RIVERSIDE REST W.Va. (Hinton News) – This week’s piece is a little more sentimental to me but still has its ties to Summers County history nonetheless. The lamp you see here was bought at John and Lucille Clay’s store in Riverside Rest, in the early 1950s. Now comes a twist with the lamp you see in the photo.
My good late friend Chubby Clay lived in his parent’s store in Riverside Rest. I had mentioned him and his parents in my story about how the town of Riverside Rest was formed. Their store, the antique furniture restoration they did, and his mother’s recaning antique chairs ability couldn’t be matched from what I hear.
He had the mate to this lamp in his living room, which is what had been the main room of their store. You see, when they first built the store in the 50s, they built living quarters over the store part with the intention of building the house part to the left and it all being attached together.
That never happened and his father John passed away. So instead of building the house like they had originally planned, he and his mother turned the storeroom into their living room with the kitchen and three bedrooms upstairs. An interesting part about this house too was that it never had a bathroom inside of it. You had to go outside and walk around to the back of the building to access the bathroom. You see it was originally for the customers and it too was never changed when they decided to convert the store into a house.
The black and white photo is of Lucille Clay standing in front of their store while it was being built. Chubby teased me like he did with so many other antiques he had in his home and would say; “I will sell it to you one day William”. He never got around to it and when his estate auction was held in 2015 I believe, I tried my best to get the winning bid on that lamp but lost it. But I did win the bids for a few other pieces he had also teased me with just like the lamp.
Now where the matching lamp that you see in the photo comes into play. It belonged to my good friend and fellow historian Suzanne Humphrey in Pence Springs who passed away in 2022. Her father Jim Tolley developed the Hinton Alderson Airport in Pence Springs in the late 1920’s. He had purchased this lamp for his wife from the Clays store. I intend to write a piece about the airport’s history and show some of the early photos of it soon.
Suzanne had given it to her son Andy, who loved local history and antiques as much as I do. He passed away in 2021. In conversation with his father Billy I had told him about the lamp and having tried to buy the mate to it that had been in Clays Store, Suzanne had told me when I was a child that her father had bought this one from there for her mother.
My mother and I had parked at Billy’s house to attend the Wings and Wheels festival that was held at the airport in Pence Springs this past September 21. As we were leaving the show I noticed Billy walking down his front steps carrying this lamp where he then gave it to me to keep. I added it to my collection where I will always treasure it for both its history and more importantly because it belonged to Suzanne.
A little side note about this lamp.
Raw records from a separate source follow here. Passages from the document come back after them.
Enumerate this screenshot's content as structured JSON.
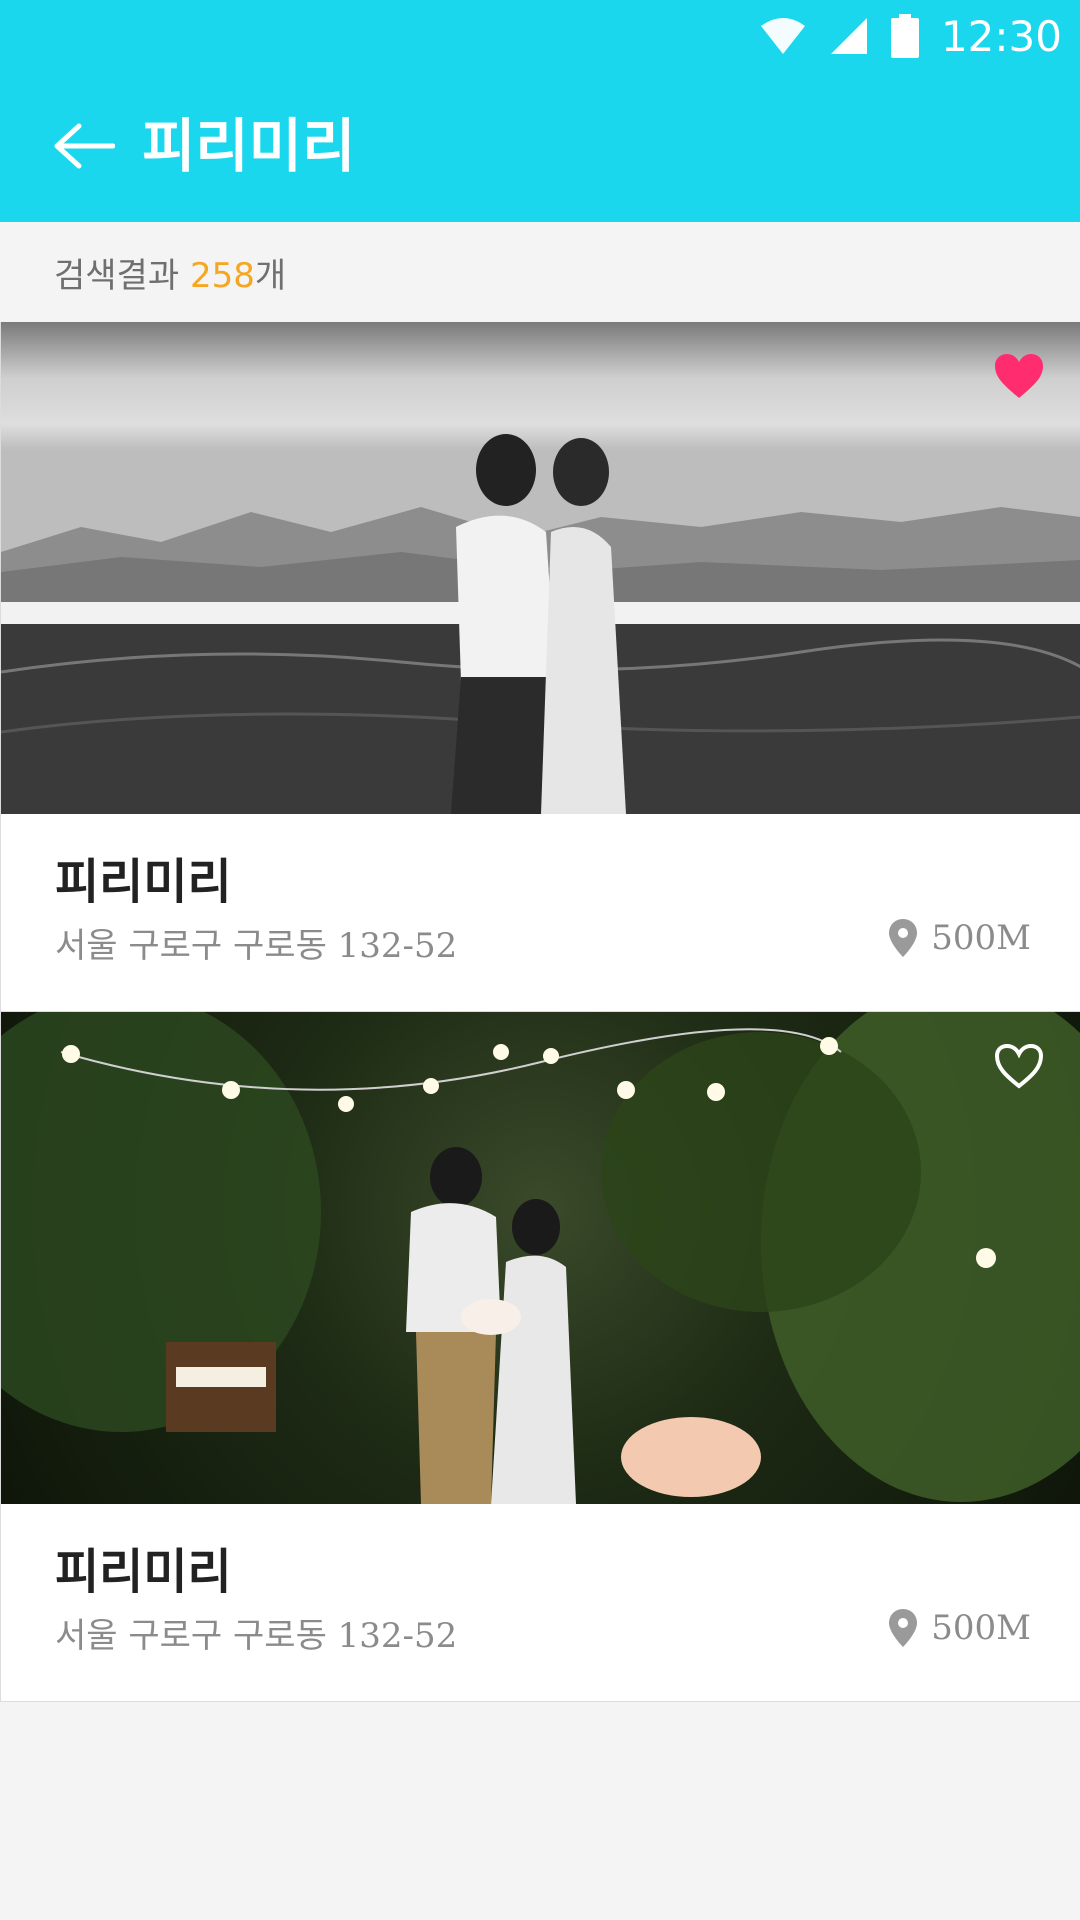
{
  "status_bar": {
    "time": "12:30",
    "icons": [
      "wifi-icon",
      "signal-icon",
      "battery-icon"
    ]
  },
  "toolbar": {
    "title": "피리미리",
    "back_icon": "arrow-left-icon"
  },
  "results": {
    "prefix": "검색결과 ",
    "count": "258",
    "suffix": "개"
  },
  "listings": [
    {
      "title": "피리미리",
      "address": "서울 구로구 구로동 132-52",
      "distance": "500M",
      "favorited": true,
      "photo": "black-and-white couple kissing on tidal flat with mountains"
    },
    {
      "title": "피리미리",
      "address": "서울 구로구 구로동 132-52",
      "distance": "500M",
      "favorited": false,
      "photo": "couple in night garden with string lights"
    }
  ],
  "colors": {
    "appbar": "#1bd7ee",
    "accent_count": "#f5a623",
    "heart_active": "#ff2d6f",
    "text_primary": "#222222",
    "text_secondary": "#8b8b8b"
  }
}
I was only 9 years old when the flood of 1996 occurred. My family has always been good friends with the Humphrey’s and would help them move items out of their house when a flood was going to occur and clean up after. I wasn’t quite old enough to help my father and brother remove items from their house. So I stayed home, leaning on the back of our couch in front of the picture window watching everything they carried out of the house through my father’s scope on his gun because I could not find his binoculars haha.
This lamp was one of those pieces that I can remember my brother carrying out of the house and placing in the seat of Suzanne’s car. Oddly enough, the 1850s little table that I had talked about in my story on the Lahey Boarding House is where this lamp had sat inside of Suzanne’s house for nearly 70 years. It now sits in my living room surrounded by other pieces of local history. Where it will more than likely sit for another 7 decades or more.